Hi guys,
After having acne (12 years), seb derm (5 years), oily skin (don't know since when), dry skin (occasionally) I finally cured them all 100%. How? By not doing ANYTHING. And by learning not to care. At all. Seriously. While the healing of all these did not occur overnight, one thing changed immediately - I was feeling a free happy man after I stopped giving a rat's ass about such superficial problems; after I stopped looking myself in the mirror 5 times a day; after I started living without caring if I have a pimple if my face was peeling, if it felt oily or dry, or if it was hurting from a zyst, or however they call them big ones.
When did the healing happen? I have no idea. I just stopped paying attention to myself in the mirror so much. It went down pretty much like this - I was having a rough week in terms of everything - the result my face flamed with seb derm around my nose and all over my cheeks (I've never been so bad, usually it was just on the T-zone). It was itchy it was nasty - it was what AAAALLL the dermatologists called seb derm, or seborrhea (or even they don't know what exactly it is). Anyway on top of that I had it on top of that - on my scalp too. But I managed to top even that - I had acne zysts on my chin. It was bad. The worst I've ever had for the last altogether 12 years. What did I do? One thing. I decided - OK. I've been to enough dermatologists (more than 10 during the years), I have tried enough medcs (can't count them), I have tried enough diets (ANYTHING that was on the Internet I tried), so maybe it's time I stopped caring? Stop stressing about these superficial problems? Hell, if I got diagnosed with something serious tomorrow, G-d forbid, what kind of man would that make me, the one who sweats over a pimple or red skin?! And I have read enough psychiatrists' books saying it was the case with many cancer-stricken people, to say this a short while after being diagnosed - "cancer brought me back to life - I just stopped caring about meaningless stuff, and started living about the meaningful." So that day, that awful skin and everything else day I carved it as my principle "It is key to ones well-being to draw the line between the meaningful and the meaningless and live by it." Is it meaningful that I pay attention to such trivial, superficial problems such as acne seb derm, oily skin?! Hell, no. So I stopped paying attention. It was tough. In the first few days my face was both itching and hurting from the seb derm and acne. But I noticed the less I care and pay attention, the less it was hurting and itching. This tendency kept on for the next days.

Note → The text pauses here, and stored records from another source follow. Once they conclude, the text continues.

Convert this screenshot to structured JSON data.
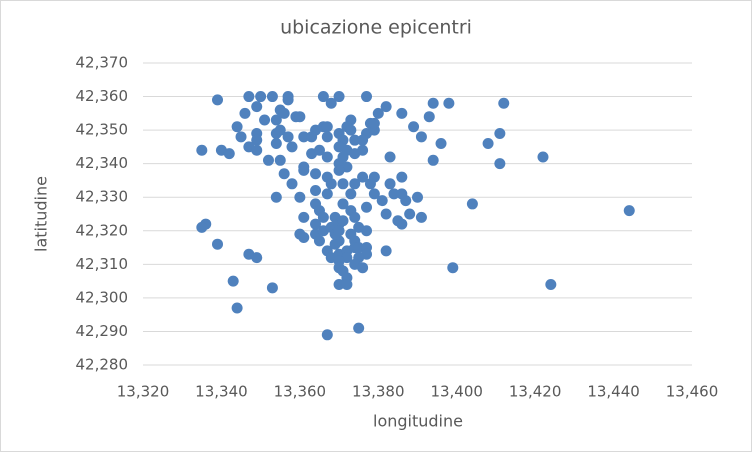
{
  "chart_data": {
    "type": "scatter",
    "title": "ubicazione epicentri",
    "x_label": "longitudine",
    "y_label": "latitudine",
    "color": "#4f81bd",
    "grid": true,
    "xlim": [
      13.32,
      13.46
    ],
    "xticks": [
      {
        "value": 13.32,
        "label": "13,320"
      },
      {
        "value": 13.34,
        "label": "13,340"
      },
      {
        "value": 13.36,
        "label": "13,360"
      },
      {
        "value": 13.38,
        "label": "13,380"
      },
      {
        "value": 13.4,
        "label": "13,400"
      },
      {
        "value": 13.42,
        "label": "13,420"
      },
      {
        "value": 13.44,
        "label": "13,440"
      },
      {
        "value": 13.46,
        "label": "13,460"
      }
    ],
    "ylim": [
      42.28,
      42.37
    ],
    "yticks": [
      {
        "value": 42.28,
        "label": "42,280"
      },
      {
        "value": 42.29,
        "label": "42,290"
      },
      {
        "value": 42.3,
        "label": "42,300"
      },
      {
        "value": 42.31,
        "label": "42,310"
      },
      {
        "value": 42.32,
        "label": "42,320"
      },
      {
        "value": 42.33,
        "label": "42,330"
      },
      {
        "value": 42.34,
        "label": "42,340"
      },
      {
        "value": 42.35,
        "label": "42,350"
      },
      {
        "value": 42.36,
        "label": "42,360"
      },
      {
        "value": 42.37,
        "label": "42,370"
      }
    ],
    "x": [
      13.339,
      13.347,
      13.35,
      13.353,
      13.357,
      13.357,
      13.37,
      13.366,
      13.368,
      13.377,
      13.398,
      13.412,
      13.394,
      13.386,
      13.382,
      13.38,
      13.378,
      13.373,
      13.346,
      13.349,
      13.351,
      13.344,
      13.349,
      13.349,
      13.347,
      13.345,
      13.354,
      13.355,
      13.356,
      13.359,
      13.36,
      13.354,
      13.355,
      13.357,
      13.354,
      13.358,
      13.355,
      13.352,
      13.349,
      13.335,
      13.34,
      13.342,
      13.361,
      13.364,
      13.366,
      13.367,
      13.37,
      13.371,
      13.367,
      13.363,
      13.363,
      13.365,
      13.367,
      13.37,
      13.372,
      13.373,
      13.374,
      13.377,
      13.379,
      13.379,
      13.372,
      13.374,
      13.376,
      13.376,
      13.37,
      13.371,
      13.389,
      13.391,
      13.393,
      13.396,
      13.394,
      13.383,
      13.408,
      13.411,
      13.411,
      13.422,
      13.444,
      13.424,
      13.399,
      13.404,
      13.391,
      13.388,
      13.387,
      13.386,
      13.39,
      13.386,
      13.384,
      13.383,
      13.379,
      13.378,
      13.376,
      13.379,
      13.377,
      13.382,
      13.386,
      13.385,
      13.381,
      13.372,
      13.37,
      13.367,
      13.364,
      13.361,
      13.356,
      13.358,
      13.36,
      13.354,
      13.361,
      13.36,
      13.364,
      13.364,
      13.365,
      13.367,
      13.368,
      13.371,
      13.374,
      13.373,
      13.371,
      13.373,
      13.369,
      13.366,
      13.364,
      13.364,
      13.365,
      13.366,
      13.368,
      13.37,
      13.371,
      13.374,
      13.375,
      13.377,
      13.374,
      13.373,
      13.37,
      13.369,
      13.367,
      13.368,
      13.37,
      13.372,
      13.374,
      13.375,
      13.377,
      13.377,
      13.375,
      13.372,
      13.37,
      13.374,
      13.376,
      13.37,
      13.371,
      13.372,
      13.37,
      13.372,
      13.382,
      13.369,
      13.37,
      13.336,
      13.335,
      13.339,
      13.347,
      13.349,
      13.343,
      13.353,
      13.344,
      13.375,
      13.367,
      13.361,
      13.361
    ],
    "values": [
      42.359,
      42.36,
      42.36,
      42.36,
      42.36,
      42.359,
      42.36,
      42.36,
      42.358,
      42.36,
      42.358,
      42.358,
      42.358,
      42.355,
      42.357,
      42.355,
      42.352,
      42.353,
      42.355,
      42.357,
      42.353,
      42.351,
      42.349,
      42.347,
      42.345,
      42.348,
      42.353,
      42.356,
      42.355,
      42.354,
      42.354,
      42.349,
      42.35,
      42.348,
      42.346,
      42.345,
      42.341,
      42.341,
      42.344,
      42.344,
      42.344,
      42.343,
      42.348,
      42.35,
      42.351,
      42.351,
      42.349,
      42.347,
      42.348,
      42.348,
      42.343,
      42.344,
      42.342,
      42.345,
      42.351,
      42.35,
      42.347,
      42.349,
      42.35,
      42.352,
      42.344,
      42.343,
      42.344,
      42.347,
      42.34,
      42.342,
      42.351,
      42.348,
      42.354,
      42.346,
      42.341,
      42.342,
      42.346,
      42.349,
      42.34,
      42.342,
      42.326,
      42.304,
      42.309,
      42.328,
      42.324,
      42.325,
      42.329,
      42.336,
      42.33,
      42.331,
      42.331,
      42.334,
      42.336,
      42.334,
      42.336,
      42.331,
      42.327,
      42.325,
      42.322,
      42.323,
      42.329,
      42.339,
      42.338,
      42.336,
      42.337,
      42.338,
      42.337,
      42.334,
      42.33,
      42.33,
      42.324,
      42.319,
      42.332,
      42.328,
      42.326,
      42.331,
      42.334,
      42.334,
      42.334,
      42.331,
      42.328,
      42.326,
      42.324,
      42.324,
      42.322,
      42.319,
      42.317,
      42.32,
      42.321,
      42.322,
      42.323,
      42.324,
      42.321,
      42.32,
      42.317,
      42.319,
      42.317,
      42.316,
      42.314,
      42.312,
      42.313,
      42.314,
      42.315,
      42.315,
      42.315,
      42.313,
      42.312,
      42.312,
      42.311,
      42.31,
      42.309,
      42.309,
      42.308,
      42.306,
      42.304,
      42.304,
      42.314,
      42.319,
      42.32,
      42.322,
      42.321,
      42.316,
      42.313,
      42.312,
      42.305,
      42.303,
      42.297,
      42.291,
      42.289,
      42.318,
      42.339
    ]
  }
}
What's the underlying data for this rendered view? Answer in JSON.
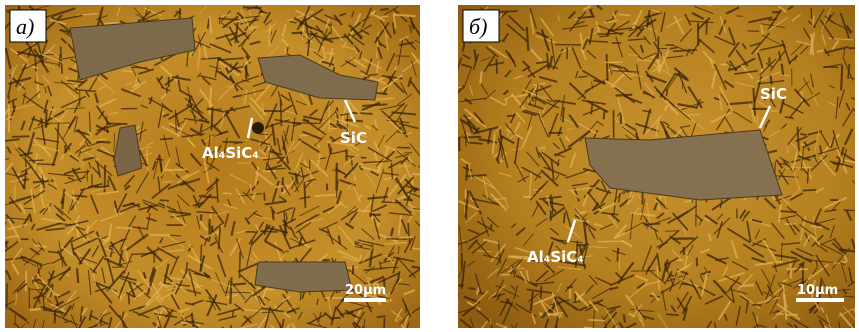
{
  "panels": [
    {
      "label": "а)",
      "annotations": [
        "Al₄SiC₄",
        "SiC"
      ],
      "scale_bar": "20μm"
    },
    {
      "label": "б)",
      "annotations": [
        "SiC",
        "Al₄SiC₄"
      ],
      "scale_bar": "10μm"
    }
  ]
}
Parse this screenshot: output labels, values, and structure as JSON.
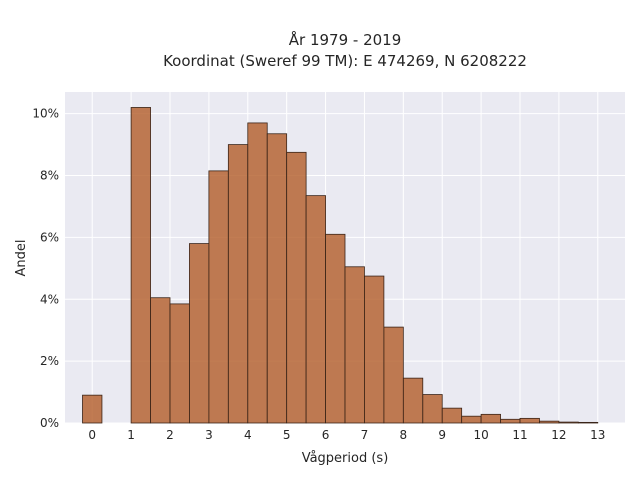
{
  "chart_data": {
    "type": "bar",
    "title_lines": [
      "År 1979 - 2019",
      "Koordinat (Sweref 99 TM): E 474269, N 6208222"
    ],
    "xlabel": "Vågperiod (s)",
    "ylabel": "Andel",
    "xlim": [
      -0.7,
      13.7
    ],
    "ylim": [
      0,
      10.7
    ],
    "x_ticks": [
      0,
      1,
      2,
      3,
      4,
      5,
      6,
      7,
      8,
      9,
      10,
      11,
      12,
      13
    ],
    "y_ticks": [
      {
        "value": 0,
        "label": "0%"
      },
      {
        "value": 2,
        "label": "2%"
      },
      {
        "value": 4,
        "label": "4%"
      },
      {
        "value": 6,
        "label": "6%"
      },
      {
        "value": 8,
        "label": "8%"
      },
      {
        "value": 10,
        "label": "10%"
      }
    ],
    "bin_width": 0.5,
    "bar_color": "#b5602d",
    "bins": [
      {
        "x0": -0.25,
        "value": 0.9
      },
      {
        "x0": 0.25,
        "value": 0.0
      },
      {
        "x0": 0.75,
        "value": 0.0
      },
      {
        "x0": 1.0,
        "value": 10.2
      },
      {
        "x0": 1.5,
        "value": 4.05
      },
      {
        "x0": 2.0,
        "value": 3.85
      },
      {
        "x0": 2.5,
        "value": 5.8
      },
      {
        "x0": 3.0,
        "value": 8.15
      },
      {
        "x0": 3.5,
        "value": 9.0
      },
      {
        "x0": 4.0,
        "value": 9.7
      },
      {
        "x0": 4.5,
        "value": 9.35
      },
      {
        "x0": 5.0,
        "value": 8.75
      },
      {
        "x0": 5.5,
        "value": 7.35
      },
      {
        "x0": 6.0,
        "value": 6.1
      },
      {
        "x0": 6.5,
        "value": 5.05
      },
      {
        "x0": 7.0,
        "value": 4.75
      },
      {
        "x0": 7.5,
        "value": 3.1
      },
      {
        "x0": 8.0,
        "value": 1.45
      },
      {
        "x0": 8.5,
        "value": 0.92
      },
      {
        "x0": 9.0,
        "value": 0.48
      },
      {
        "x0": 9.5,
        "value": 0.22
      },
      {
        "x0": 10.0,
        "value": 0.28
      },
      {
        "x0": 10.5,
        "value": 0.12
      },
      {
        "x0": 11.0,
        "value": 0.15
      },
      {
        "x0": 11.5,
        "value": 0.06
      },
      {
        "x0": 12.0,
        "value": 0.03
      },
      {
        "x0": 12.5,
        "value": 0.02
      }
    ],
    "grid": true,
    "legend": false
  }
}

A week later my mother asked me - "What did you do? These creams you are using seem to really help. You have nothing." I didn't even know. I looked myself in the mirror - nothing. My face was clean. Literally. No acne, no seb derm. Of course I still had my small acne marks.
Now. Truth be told. Occasionally I still feel my face itch and hurt a little. (Today it's 6 months after I stopped caring) But A) I still don't care about it B) its normal one does not heal their mind that quick after 12 years of paying too much attention to such bullshit and C) It's just itching and hurting - when I look myself in the mirror I have nothing.
Main point - after stopped caring I started feeling great about myself.
The reason why I am writing all this is that I wish it could help somebody.
On an unrelated note a couple of months ago I got fungi on my penile head. Ive had that a lot too over the years. Use condoms, people! Unless its the one you want to have kids with. This time same drill. No doctors, no meds. I said to myself if it doesnt heal in a week I will just put on one of the many creams I was prescribed with before. It was itchy and spreading, even more on the second day, a lot more on the third. Still I did not pay attention. On the forth less itching. On the fifth nothing. All clear.
I will leave my email address in case people have questions or are looking for advices for how to stop caring. Not that I am an authority in anything I am just sharing my story here. One thing I will not do however - indulge into any arguments. I won't. And I dont care if you believe or not, so I will not bother with any such emails too. Here is the email - {EMAIL REMOVED} (it's lame, I know, but dontcare was taken and so were most of its derivatives. So many "non-carers"! Wohoo!)
Have a great day!
I think there's some merit in what you say thesecretofnotcaring....
I'm sure that I break out when there's a lot of stress in my life and controlling stress levels could provide some relief for some people.
The only problem is that most people struggle to control stress! In the modern age we humans don't have immediate life threatening issues usually to trigger stress hormones and I think we have adapted to generate stress hormones in reaction to all kinds of first world problems.
Just saying, if the concept of just stopping caring seems as unrealistic to the folks out there as to me, that perhaps some yoga, meditation, a walk in the park, listening to music, laughing with friends or whatever reminds you that you are actually better off than some might be beneficial on multiple levels.
I think stressing does more harm for the skin whether it be sebderm, acne or oily skin. I found that by taking a few minutes out of my day to just relax and meditate has really helped. The more we scrutinize our skin problems the worse it is for us because its a never ending cycle of constant worrying and all stress is bad for our bodies. Getting into a strong mindset of indifference is great because why dwell on factors that you can't control. If anything it helps build character in ourselves.